La société mère de la chaîne de télévision britannique anti-iranienne « Iran International » a bénéficié d'un allègement de dette de 650 millions de livres sterling de la part de ses actionnaires, à la suite d’une conversion de dette en actions réalisée en décembre.
Selon un article paru dans le Financial Times publié jeudi 28 mai, sur la base des documents déposés auprès d'entreprises britanniques, cette restructuration, jusqu'alors passée sous silence, a renforcé le bilan de Volant Media UK, qui exploite également « Afghanistan International ».
Les documents déposés par la société pour l'exercice financier se terminant en décembre 2024 montrent que Volant avait accumulé des pertes supérieures à 410 millions de livres sterling au cours des cinq dernières années et devait environ 482 millions de livres sterling à des entités liées.
Les documents du registre indiquent que 648 millions d'actions, d'une valeur de 648 millions de livres sterling, ont été attribuées le 13 décembre. Un document distinct précise que la totalité des 50 000 actions initiales de Volant ont été transférées le même jour par le producteur de cinéma britanno-saoudien Adel Abdulkarim Alabdulkarim à la société offshore Info-Cast Cayman Limited.
Les documents déposés ne précisent pas qui a reçu les actions nouvellement attribuées. Néanmoins, Alabdulkarim figure toujours parmi les personnes exerçant un contrôle significatif sur Volant, du fait de son pouvoir de nommer ou de révoquer la plupart des membres du conseil d'administration.

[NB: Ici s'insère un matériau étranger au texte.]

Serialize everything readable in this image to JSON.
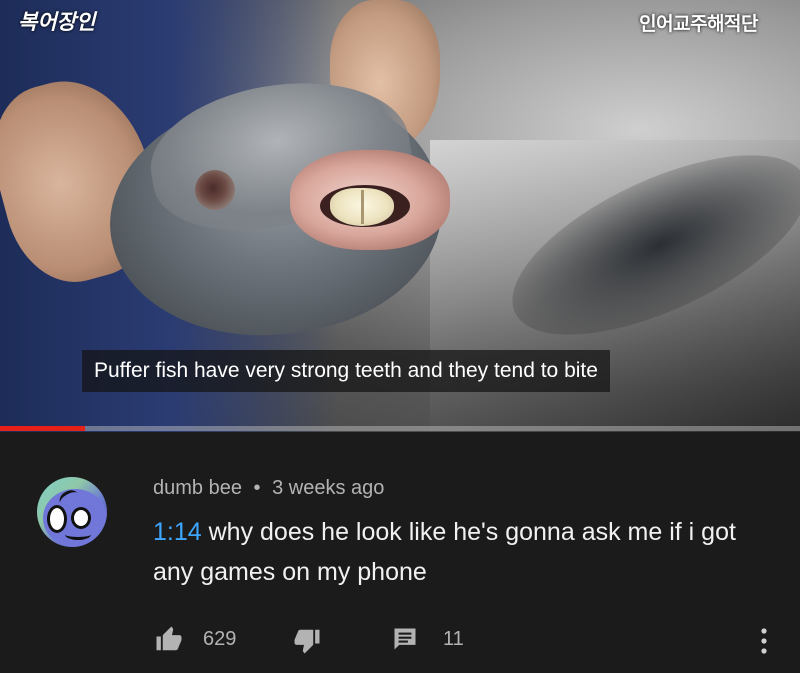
{
  "video": {
    "channel_logo_text": "복어장인",
    "channel_name": "인어교주해적단",
    "subtitle": "Puffer fish have very strong teeth and they tend to bite",
    "progress_percent": 10.6,
    "colors": {
      "progress": "#e62117"
    }
  },
  "comment": {
    "author": "dumb bee",
    "separator": "•",
    "time_ago": "3 weeks ago",
    "timestamp_link": "1:14",
    "text": " why does he look like he's gonna ask me if i got any games on my phone",
    "likes": "629",
    "replies": "11",
    "icons": [
      "thumbs-up-icon",
      "thumbs-down-icon",
      "reply-comment-icon",
      "more-vert-icon"
    ],
    "colors": {
      "link": "#3ea6ff",
      "text": "#f1f1f1",
      "meta": "#b3b3b3"
    }
  }
}
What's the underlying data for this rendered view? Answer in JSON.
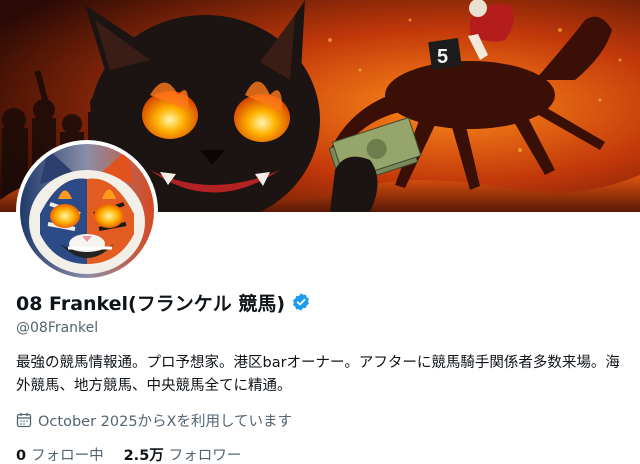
{
  "profile": {
    "display_name": "08 Frankel(フランケル 競馬)",
    "handle": "@08Frankel",
    "bio": "最強の競馬情報通。プロ予想家。港区barオーナー。アフターに競馬騎手関係者多数来場。海外競馬、地方競馬、中央競馬全てに精通。",
    "joined": "October 2025からXを利用しています",
    "verified": true,
    "verified_color": "#1d9bf0"
  },
  "stats": {
    "following_count": "0",
    "following_label": "フォロー中",
    "followers_count": "2.5万",
    "followers_label": "フォロワー"
  },
  "banner": {
    "horse_number": "5"
  },
  "icons": {
    "verified": "verified-badge-icon",
    "joined": "calendar-icon"
  }
}
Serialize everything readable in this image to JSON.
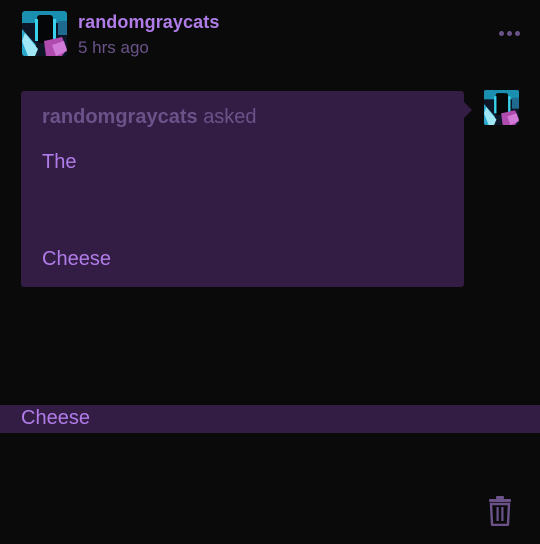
{
  "post": {
    "username": "randomgraycats",
    "timestamp": "5 hrs ago",
    "more_icon": "more-dots-icon"
  },
  "ask": {
    "asker": "randomgraycats",
    "verb": "asked",
    "lines": [
      "The",
      "Cheese"
    ]
  },
  "answer": {
    "text": "Cheese"
  },
  "actions": {
    "delete_icon": "trash-icon"
  },
  "colors": {
    "background": "#0a0a0a",
    "accent": "#b07ce8",
    "muted": "#6b5389",
    "box": "#331d45"
  }
}
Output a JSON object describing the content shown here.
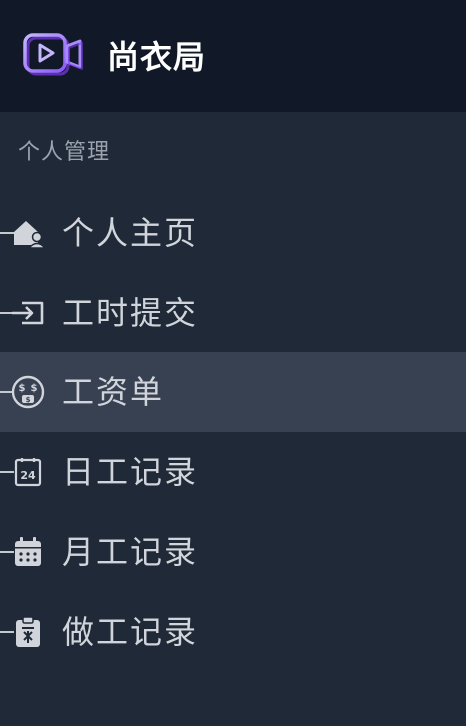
{
  "brand": {
    "name": "尚衣局",
    "logo_icon": "camera-play-logo-icon",
    "logo_color": "#a78bfa"
  },
  "section": {
    "title": "个人管理"
  },
  "nav": {
    "items": [
      {
        "label": "个人主页",
        "icon": "home-user-icon",
        "active": false
      },
      {
        "label": "工时提交",
        "icon": "login-arrow-icon",
        "active": false
      },
      {
        "label": "工资单",
        "icon": "money-face-icon",
        "active": true
      },
      {
        "label": "日工记录",
        "icon": "calendar-24-icon",
        "active": false
      },
      {
        "label": "月工记录",
        "icon": "calendar-month-icon",
        "active": false
      },
      {
        "label": "做工记录",
        "icon": "clipboard-task-icon",
        "active": false
      }
    ]
  },
  "colors": {
    "brand_bg": "#111827",
    "sidebar_bg": "#1f2937",
    "active_bg": "#374151",
    "text": "#d1d5db",
    "muted_text": "#9ca3af"
  }
}
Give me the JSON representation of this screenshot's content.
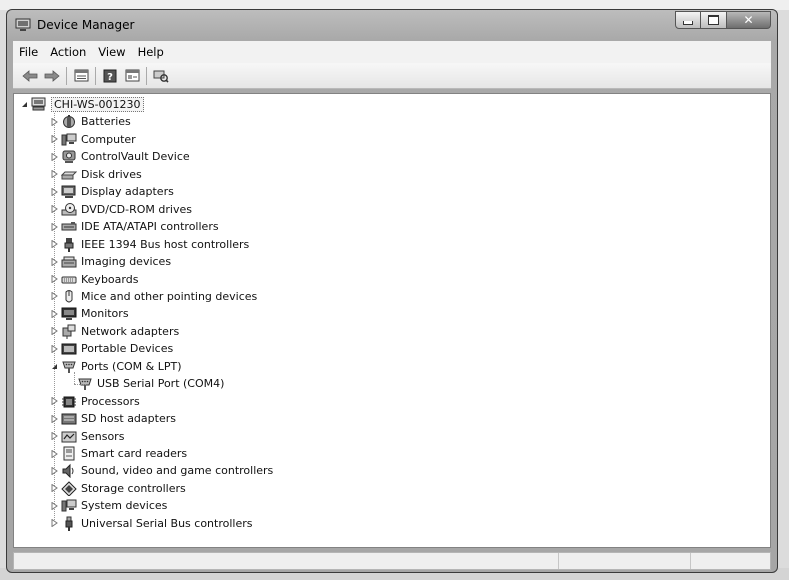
{
  "window": {
    "title": "Device Manager"
  },
  "menu": [
    "File",
    "Action",
    "View",
    "Help"
  ],
  "toolbar": [
    "back-arrow-icon",
    "forward-arrow-icon",
    "properties-icon",
    "help-icon",
    "console-tree-icon",
    "scan-hardware-icon"
  ],
  "tree": {
    "root": "CHI-WS-001230",
    "categories": [
      {
        "label": "Batteries",
        "icon": "battery-icon",
        "expanded": false
      },
      {
        "label": "Computer",
        "icon": "computer-icon",
        "expanded": false
      },
      {
        "label": "ControlVault Device",
        "icon": "controlvault-device-icon",
        "expanded": false
      },
      {
        "label": "Disk drives",
        "icon": "disk-drive-icon",
        "expanded": false
      },
      {
        "label": "Display adapters",
        "icon": "display-adapter-icon",
        "expanded": false
      },
      {
        "label": "DVD/CD-ROM drives",
        "icon": "dvd-drive-icon",
        "expanded": false
      },
      {
        "label": "IDE ATA/ATAPI controllers",
        "icon": "ide-controller-icon",
        "expanded": false
      },
      {
        "label": "IEEE 1394 Bus host controllers",
        "icon": "firewire-plug-icon",
        "expanded": false
      },
      {
        "label": "Imaging devices",
        "icon": "imaging-device-icon",
        "expanded": false
      },
      {
        "label": "Keyboards",
        "icon": "keyboard-icon",
        "expanded": false
      },
      {
        "label": "Mice and other pointing devices",
        "icon": "mouse-icon",
        "expanded": false
      },
      {
        "label": "Monitors",
        "icon": "monitor-icon",
        "expanded": false
      },
      {
        "label": "Network adapters",
        "icon": "network-adapter-icon",
        "expanded": false
      },
      {
        "label": "Portable Devices",
        "icon": "portable-device-icon",
        "expanded": false
      },
      {
        "label": "Ports (COM & LPT)",
        "icon": "port-connector-icon",
        "expanded": true,
        "children": [
          {
            "label": "USB Serial Port (COM4)",
            "icon": "port-connector-icon"
          }
        ]
      },
      {
        "label": "Processors",
        "icon": "processor-icon",
        "expanded": false
      },
      {
        "label": "SD host adapters",
        "icon": "sd-adapter-icon",
        "expanded": false
      },
      {
        "label": "Sensors",
        "icon": "sensor-icon",
        "expanded": false
      },
      {
        "label": "Smart card readers",
        "icon": "smart-card-reader-icon",
        "expanded": false
      },
      {
        "label": "Sound, video and game controllers",
        "icon": "speaker-icon",
        "expanded": false
      },
      {
        "label": "Storage controllers",
        "icon": "storage-controller-icon",
        "expanded": false
      },
      {
        "label": "System devices",
        "icon": "system-device-icon",
        "expanded": false
      },
      {
        "label": "Universal Serial Bus controllers",
        "icon": "usb-plug-icon",
        "expanded": false
      }
    ]
  }
}
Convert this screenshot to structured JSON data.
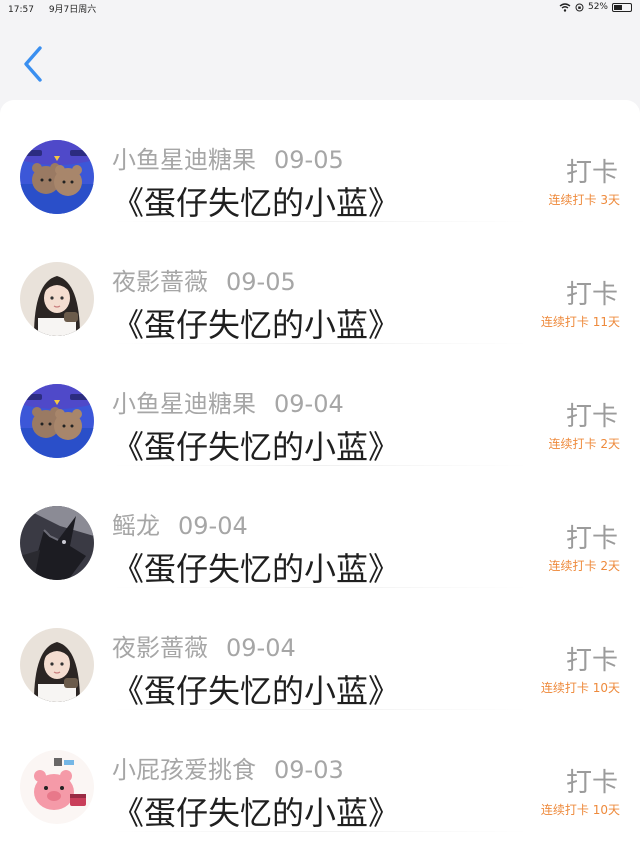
{
  "status_bar": {
    "time": "17:57",
    "date": "9月7日周六",
    "battery": "52%"
  },
  "nav": {
    "back_icon": "chevron-left-icon",
    "accent_color": "#3a8ff0"
  },
  "checkins": [
    {
      "user": "小鱼星迪糖果",
      "date": "09-05",
      "title": "《蛋仔失忆的小蓝》",
      "action": "打卡",
      "streak": "连续打卡 3天",
      "avatar": "cartoon-bears-avatar"
    },
    {
      "user": "夜影蔷薇",
      "date": "09-05",
      "title": "《蛋仔失忆的小蓝》",
      "action": "打卡",
      "streak": "连续打卡 11天",
      "avatar": "girl-photo-avatar"
    },
    {
      "user": "小鱼星迪糖果",
      "date": "09-04",
      "title": "《蛋仔失忆的小蓝》",
      "action": "打卡",
      "streak": "连续打卡 2天",
      "avatar": "cartoon-bears-avatar"
    },
    {
      "user": "鳐龙",
      "date": "09-04",
      "title": "《蛋仔失忆的小蓝》",
      "action": "打卡",
      "streak": "连续打卡 2天",
      "avatar": "dark-dragon-avatar"
    },
    {
      "user": "夜影蔷薇",
      "date": "09-04",
      "title": "《蛋仔失忆的小蓝》",
      "action": "打卡",
      "streak": "连续打卡 10天",
      "avatar": "girl-photo-avatar"
    },
    {
      "user": "小屁孩爱挑食",
      "date": "09-03",
      "title": "《蛋仔失忆的小蓝》",
      "action": "打卡",
      "streak": "连续打卡 10天",
      "avatar": "pink-pig-avatar"
    }
  ]
}
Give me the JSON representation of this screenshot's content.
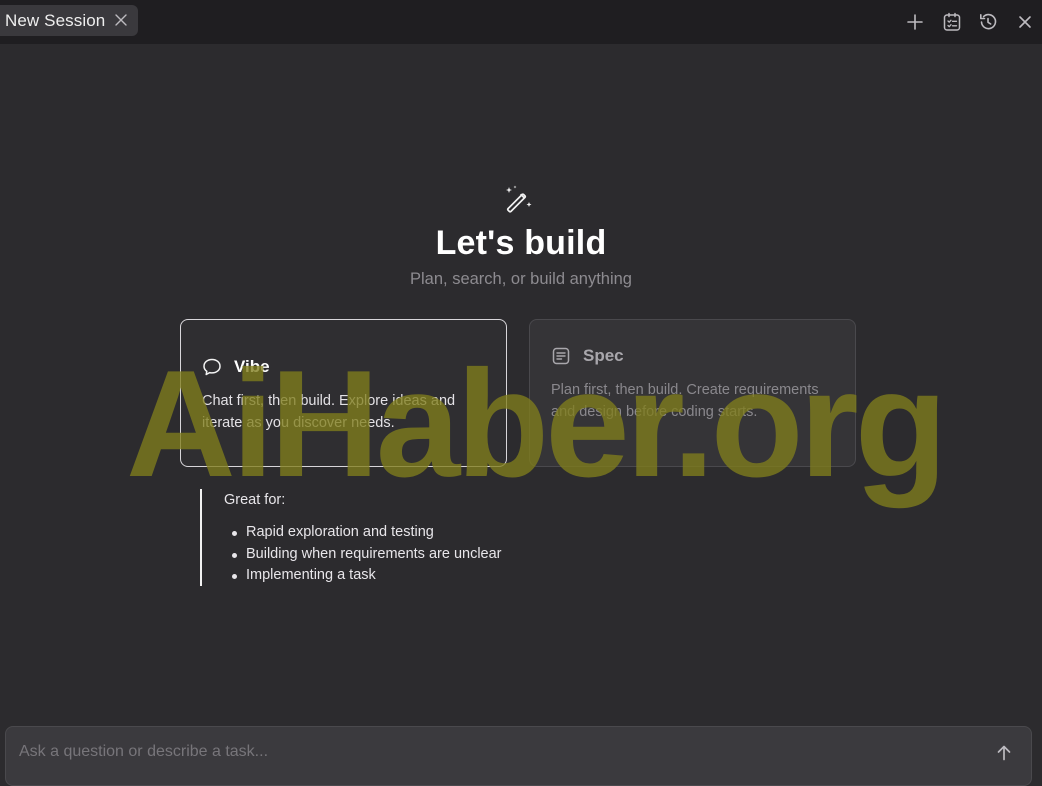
{
  "tabbar": {
    "tab_label": "New Session",
    "icons": [
      "plus-icon",
      "task-list-icon",
      "history-icon",
      "close-icon"
    ]
  },
  "hero": {
    "icon": "magic-wand-icon",
    "title": "Let's build",
    "subtitle": "Plan, search, or build anything"
  },
  "modes": {
    "vibe": {
      "icon": "chat-bubble-icon",
      "title": "Vibe",
      "description": "Chat first, then build. Explore ideas and iterate as you discover needs.",
      "selected": true
    },
    "spec": {
      "icon": "document-icon",
      "title": "Spec",
      "description": "Plan first, then build. Create requirements and design before coding starts.",
      "selected": false
    }
  },
  "great_for": {
    "title": "Great for:",
    "items": [
      "Rapid exploration and testing",
      "Building when requirements are unclear",
      "Implementing a task"
    ]
  },
  "input": {
    "placeholder": "Ask a question or describe a task...",
    "value": "",
    "send_icon": "arrow-up-icon"
  },
  "watermark": {
    "text": "AiHaber.org"
  },
  "colors": {
    "background": "#2c2b2e",
    "tabbar": "#1f1e21",
    "selected_border": "#d8d6da",
    "watermark": "#807e1c"
  }
}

Selon les registres des îles Caïmans, l'unique administrateur d'Info-Cast Cayman est Saleh Hussain Aldowais, un nom identique à celui du directeur des opérations de Saudi Research and Media Group. La société n'a pas répondu aux demandes de commentaires.
Un porte-parole d'« Iran International » a déclaré que la dette avait été convertie en actions « afin de renforcer le bilan de la société », soulignant qu'« aucun nouveau fonds n'a été injecté à ce moment-là ».
Il a nié que le réseau reçoive le soutien de gouvernements ou d'entités étrangères, prétendant : « Le réseau n'a jamais reçu de financement d'aucun gouvernement ni d'aucune entité, y compris l'Arabie saoudite ou Israël, que ce soit directement ou indirectement. »
Ceci alors qu’en octobre 2025, une opération réussie des services de renseignement iraniens a permis de localiser des individus liés au Mossad, l'agence d'espionnage israélienne, qui allaient servir la guerre de l'information du régime israélien contre la République islamique d’Iran.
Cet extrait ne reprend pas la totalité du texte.